The Full Court of the Federal Court has handed down a significant decision on the meaning of what constitutes a ‘day’ for the purposes of paid personal leave, which will have substantial implications for how many employers administer personal leave entitlements.
Under the Fair Work Act 2009 (the Act), an employee is entitled to 10 days of paid personal/carer’s leave for each year of service with an employer.
For many years, it has been generally understood by employers that personal leave accrues in hourly increments based on “notional days”, that is, 7.6 hours for a full-time employee working 38 hours per week (38 hours divided by 5 days). In practical terms, employees taking a single day of personal leave would usually have 7.6 hours deducted from their personal leave balance, irrespective of the number of hours of work they would have worked on that day.
The recent decision of the Federal Court in Mondelez v Australian Manufacturing Union concerned the personal leave entitlements of Mondelez employees, including two who worked three, 12-hour shifts per week. Mondelez, the employer, sought to argue that personal leave should be accrued and taken based on the concept of “notional days”.
The Full Court however rejected this approach, finding that the personal/carer’s leave entitlement under the Act is accrued and taken in days based on “the portion of a 24 hour period that would otherwise be allotted to working”. Consequently, the Full Court found that the two employees who worked three 12-hour shifts per week were entitled to ten 12-hour personal leave days per year.

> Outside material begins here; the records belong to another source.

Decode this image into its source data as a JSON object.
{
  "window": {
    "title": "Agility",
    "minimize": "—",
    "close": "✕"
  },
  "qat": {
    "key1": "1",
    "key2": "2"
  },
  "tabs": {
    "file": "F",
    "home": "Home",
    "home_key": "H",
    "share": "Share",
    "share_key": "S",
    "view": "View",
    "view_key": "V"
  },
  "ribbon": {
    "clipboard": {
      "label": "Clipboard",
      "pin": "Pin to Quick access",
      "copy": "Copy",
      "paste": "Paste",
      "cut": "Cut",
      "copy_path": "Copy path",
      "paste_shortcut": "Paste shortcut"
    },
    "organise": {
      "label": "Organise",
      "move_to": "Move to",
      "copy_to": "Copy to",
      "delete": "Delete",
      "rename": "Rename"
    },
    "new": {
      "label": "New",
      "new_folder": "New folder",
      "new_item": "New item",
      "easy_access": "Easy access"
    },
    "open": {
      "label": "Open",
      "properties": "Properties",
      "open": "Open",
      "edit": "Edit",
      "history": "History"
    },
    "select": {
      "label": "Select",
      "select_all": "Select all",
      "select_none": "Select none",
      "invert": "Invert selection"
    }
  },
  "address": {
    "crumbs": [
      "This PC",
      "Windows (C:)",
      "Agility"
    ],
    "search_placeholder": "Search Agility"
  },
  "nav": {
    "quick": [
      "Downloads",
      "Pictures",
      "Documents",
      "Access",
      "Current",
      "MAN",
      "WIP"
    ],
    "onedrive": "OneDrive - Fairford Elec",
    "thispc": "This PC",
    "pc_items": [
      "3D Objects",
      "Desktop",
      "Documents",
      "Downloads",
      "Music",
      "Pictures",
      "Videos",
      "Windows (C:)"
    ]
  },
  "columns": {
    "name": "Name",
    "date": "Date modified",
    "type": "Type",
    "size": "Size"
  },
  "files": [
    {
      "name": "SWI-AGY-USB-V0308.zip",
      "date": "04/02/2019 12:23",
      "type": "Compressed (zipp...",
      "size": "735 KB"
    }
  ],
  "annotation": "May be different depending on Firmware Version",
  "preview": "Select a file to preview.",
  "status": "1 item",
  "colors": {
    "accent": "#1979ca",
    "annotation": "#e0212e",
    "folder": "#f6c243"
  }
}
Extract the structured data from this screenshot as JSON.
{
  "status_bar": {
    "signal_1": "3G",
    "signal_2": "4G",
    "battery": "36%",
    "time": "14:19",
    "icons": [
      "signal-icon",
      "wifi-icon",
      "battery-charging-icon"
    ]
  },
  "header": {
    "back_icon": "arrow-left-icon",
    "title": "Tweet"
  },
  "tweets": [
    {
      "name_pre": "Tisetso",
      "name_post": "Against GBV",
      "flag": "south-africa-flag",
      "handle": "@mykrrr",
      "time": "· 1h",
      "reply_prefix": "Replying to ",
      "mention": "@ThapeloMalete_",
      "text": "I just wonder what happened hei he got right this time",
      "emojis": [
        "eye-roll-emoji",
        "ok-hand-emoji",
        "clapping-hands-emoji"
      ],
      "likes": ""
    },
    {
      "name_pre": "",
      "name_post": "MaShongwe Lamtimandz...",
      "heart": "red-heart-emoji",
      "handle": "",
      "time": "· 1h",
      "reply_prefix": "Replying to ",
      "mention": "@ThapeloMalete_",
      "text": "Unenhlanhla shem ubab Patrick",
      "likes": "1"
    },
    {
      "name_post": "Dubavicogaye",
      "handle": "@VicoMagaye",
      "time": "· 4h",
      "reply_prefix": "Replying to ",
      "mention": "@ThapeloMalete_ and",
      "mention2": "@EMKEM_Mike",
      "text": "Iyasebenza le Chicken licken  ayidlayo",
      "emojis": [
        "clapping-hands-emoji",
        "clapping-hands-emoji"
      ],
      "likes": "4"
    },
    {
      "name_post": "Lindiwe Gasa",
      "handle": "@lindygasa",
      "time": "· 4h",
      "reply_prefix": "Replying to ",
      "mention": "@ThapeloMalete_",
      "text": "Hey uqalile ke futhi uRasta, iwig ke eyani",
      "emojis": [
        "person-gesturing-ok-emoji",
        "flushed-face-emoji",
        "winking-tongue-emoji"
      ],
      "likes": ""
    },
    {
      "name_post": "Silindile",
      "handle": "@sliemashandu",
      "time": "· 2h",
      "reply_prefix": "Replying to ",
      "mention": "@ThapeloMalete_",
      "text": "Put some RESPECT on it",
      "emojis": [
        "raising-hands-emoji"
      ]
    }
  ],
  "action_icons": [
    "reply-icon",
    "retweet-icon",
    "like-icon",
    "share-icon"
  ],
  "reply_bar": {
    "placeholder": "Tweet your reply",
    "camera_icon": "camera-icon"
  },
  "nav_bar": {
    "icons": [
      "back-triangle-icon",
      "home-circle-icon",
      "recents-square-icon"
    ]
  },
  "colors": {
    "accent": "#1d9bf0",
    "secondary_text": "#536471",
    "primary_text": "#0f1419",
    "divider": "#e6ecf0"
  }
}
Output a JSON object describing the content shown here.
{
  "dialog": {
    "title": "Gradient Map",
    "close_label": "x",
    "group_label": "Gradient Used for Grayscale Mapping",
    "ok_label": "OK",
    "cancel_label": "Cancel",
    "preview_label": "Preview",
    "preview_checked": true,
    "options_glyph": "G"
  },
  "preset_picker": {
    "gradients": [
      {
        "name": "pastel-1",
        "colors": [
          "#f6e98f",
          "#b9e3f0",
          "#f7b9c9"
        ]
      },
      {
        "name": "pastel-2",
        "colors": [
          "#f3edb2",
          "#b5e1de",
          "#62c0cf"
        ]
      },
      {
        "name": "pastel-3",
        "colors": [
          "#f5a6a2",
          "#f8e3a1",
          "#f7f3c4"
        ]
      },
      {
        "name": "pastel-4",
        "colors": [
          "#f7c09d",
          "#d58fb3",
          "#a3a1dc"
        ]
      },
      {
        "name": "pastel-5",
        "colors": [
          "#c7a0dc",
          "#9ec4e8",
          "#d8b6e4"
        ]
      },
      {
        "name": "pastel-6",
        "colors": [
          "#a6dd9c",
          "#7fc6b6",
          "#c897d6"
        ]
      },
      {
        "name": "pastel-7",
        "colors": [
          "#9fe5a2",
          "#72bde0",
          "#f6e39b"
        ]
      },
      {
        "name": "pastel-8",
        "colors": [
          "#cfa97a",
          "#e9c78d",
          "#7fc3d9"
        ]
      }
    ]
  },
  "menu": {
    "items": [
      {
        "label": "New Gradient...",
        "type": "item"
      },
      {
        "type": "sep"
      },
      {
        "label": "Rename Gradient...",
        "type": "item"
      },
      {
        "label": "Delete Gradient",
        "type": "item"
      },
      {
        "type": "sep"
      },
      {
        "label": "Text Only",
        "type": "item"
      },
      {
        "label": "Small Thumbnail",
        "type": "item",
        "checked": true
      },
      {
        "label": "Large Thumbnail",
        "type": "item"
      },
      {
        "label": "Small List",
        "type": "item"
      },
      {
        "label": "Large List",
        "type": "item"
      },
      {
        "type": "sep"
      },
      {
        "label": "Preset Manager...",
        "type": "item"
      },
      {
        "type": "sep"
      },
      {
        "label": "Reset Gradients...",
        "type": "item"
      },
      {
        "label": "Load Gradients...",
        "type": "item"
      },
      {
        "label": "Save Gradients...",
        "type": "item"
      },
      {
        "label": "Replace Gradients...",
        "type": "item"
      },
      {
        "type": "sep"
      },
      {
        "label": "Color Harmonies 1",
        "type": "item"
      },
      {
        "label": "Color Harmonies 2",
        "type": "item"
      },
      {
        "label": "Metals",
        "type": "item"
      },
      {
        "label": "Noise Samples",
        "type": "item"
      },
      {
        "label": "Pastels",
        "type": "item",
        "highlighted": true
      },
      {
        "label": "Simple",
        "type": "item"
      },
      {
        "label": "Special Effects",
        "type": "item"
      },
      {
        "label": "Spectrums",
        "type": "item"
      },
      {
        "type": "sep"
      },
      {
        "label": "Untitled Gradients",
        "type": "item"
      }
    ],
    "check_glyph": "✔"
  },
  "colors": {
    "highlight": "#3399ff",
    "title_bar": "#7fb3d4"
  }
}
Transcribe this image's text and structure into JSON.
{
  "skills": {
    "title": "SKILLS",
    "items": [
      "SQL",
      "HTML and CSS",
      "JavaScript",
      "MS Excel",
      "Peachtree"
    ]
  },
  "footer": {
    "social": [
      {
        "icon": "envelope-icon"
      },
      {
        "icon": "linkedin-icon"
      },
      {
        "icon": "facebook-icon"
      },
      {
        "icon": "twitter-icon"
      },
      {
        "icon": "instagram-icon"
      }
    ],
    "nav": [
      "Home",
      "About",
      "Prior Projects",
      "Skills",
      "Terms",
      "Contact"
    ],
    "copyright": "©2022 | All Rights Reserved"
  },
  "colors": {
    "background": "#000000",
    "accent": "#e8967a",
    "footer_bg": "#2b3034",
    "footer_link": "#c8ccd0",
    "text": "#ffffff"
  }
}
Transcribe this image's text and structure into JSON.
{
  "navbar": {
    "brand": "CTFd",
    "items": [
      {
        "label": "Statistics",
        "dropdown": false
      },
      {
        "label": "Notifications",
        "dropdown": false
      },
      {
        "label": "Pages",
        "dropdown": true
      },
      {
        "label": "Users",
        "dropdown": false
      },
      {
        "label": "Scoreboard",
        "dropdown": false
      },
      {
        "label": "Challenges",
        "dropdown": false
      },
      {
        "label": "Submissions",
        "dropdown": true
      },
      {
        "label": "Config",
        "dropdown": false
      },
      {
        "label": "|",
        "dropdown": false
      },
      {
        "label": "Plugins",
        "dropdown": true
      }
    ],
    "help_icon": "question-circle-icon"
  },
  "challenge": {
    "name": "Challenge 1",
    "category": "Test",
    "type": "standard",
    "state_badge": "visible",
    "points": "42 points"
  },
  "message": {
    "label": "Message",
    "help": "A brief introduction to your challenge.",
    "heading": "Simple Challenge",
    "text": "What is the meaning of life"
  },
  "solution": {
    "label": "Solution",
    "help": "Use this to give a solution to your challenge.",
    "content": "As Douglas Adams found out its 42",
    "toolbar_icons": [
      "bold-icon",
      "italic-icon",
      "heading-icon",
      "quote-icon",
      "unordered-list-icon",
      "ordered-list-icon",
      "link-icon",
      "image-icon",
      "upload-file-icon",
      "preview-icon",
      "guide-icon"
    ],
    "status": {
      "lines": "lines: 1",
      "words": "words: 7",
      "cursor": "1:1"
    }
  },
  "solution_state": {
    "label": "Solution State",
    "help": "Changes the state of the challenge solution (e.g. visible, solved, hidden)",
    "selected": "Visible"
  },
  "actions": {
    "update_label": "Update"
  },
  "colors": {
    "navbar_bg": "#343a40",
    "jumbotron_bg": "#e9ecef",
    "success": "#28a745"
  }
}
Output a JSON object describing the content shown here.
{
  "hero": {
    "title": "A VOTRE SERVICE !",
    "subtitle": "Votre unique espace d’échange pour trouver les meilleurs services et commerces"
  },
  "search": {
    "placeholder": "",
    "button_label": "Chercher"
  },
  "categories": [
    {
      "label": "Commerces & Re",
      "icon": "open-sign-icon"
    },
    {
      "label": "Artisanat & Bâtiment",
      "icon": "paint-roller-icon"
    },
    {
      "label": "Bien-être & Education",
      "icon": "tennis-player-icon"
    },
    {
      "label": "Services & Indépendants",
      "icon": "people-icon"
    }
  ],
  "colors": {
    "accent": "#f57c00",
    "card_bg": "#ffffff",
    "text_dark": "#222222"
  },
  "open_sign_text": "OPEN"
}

In doing so, the Court emphasised that the personal leave provisions of the Act establish a statutory form of income protection for permanent employees and that the Act requires employers to pay employees on personal leave “as if they had not been absent”.
This means that following this decision, the value of one day’s leave must be determined by every individual employee’s ordinary hours of rostered work on the day the leave is taken. For employees who work more than the average of ordinary hours per day, they will be entitled to more hours of personal/carer’s leave. For example, if an employee works a 10-hour shift within their ordinary hours, they would be entitled to be paid 10 hours of personal/carer’s leave for that day.
What about annual leave?
The Federal Court did not address the method of accruing and taking annual leave in its recent decision.
Under the Act, the entitlement to annual leave is expressed differently to personal leave, it is “4 weeks” paid annual leave (as opposed to days).
While the Full Court did not provide any certainty in relation to the treatment of annual leave, adopting an approach consistent with the Mondelez decision for annual leave as well as personal leave is recommended. That is, employees should be paid for their actual ordinary hours they would have worked on a day or period which has been taken as annual leave.
Implications for employers
Mondelez has sought to appeal the decision in the High Court. Until then, this decision still stands and is the guiding principle on the interpretation of the word “day” for the purposes of personal/carer’s leave.
This decision may create some difficulties for employers as many payroll systems calculate leave entitlements as a fraction of hours worked, and/or where employees take ‘half days’. It may also give rise to underpayments if employers have been incorrectly administering personal leave entitlements.
Moving forward employers will need to check their payroll systems to determine whether entitlements are administered correctly. If employees are accruing entitlements on an hourly basis, adjustments may need to be made to ensure employees are receiving personal leave entitlements based on the actual ordinary hours worked.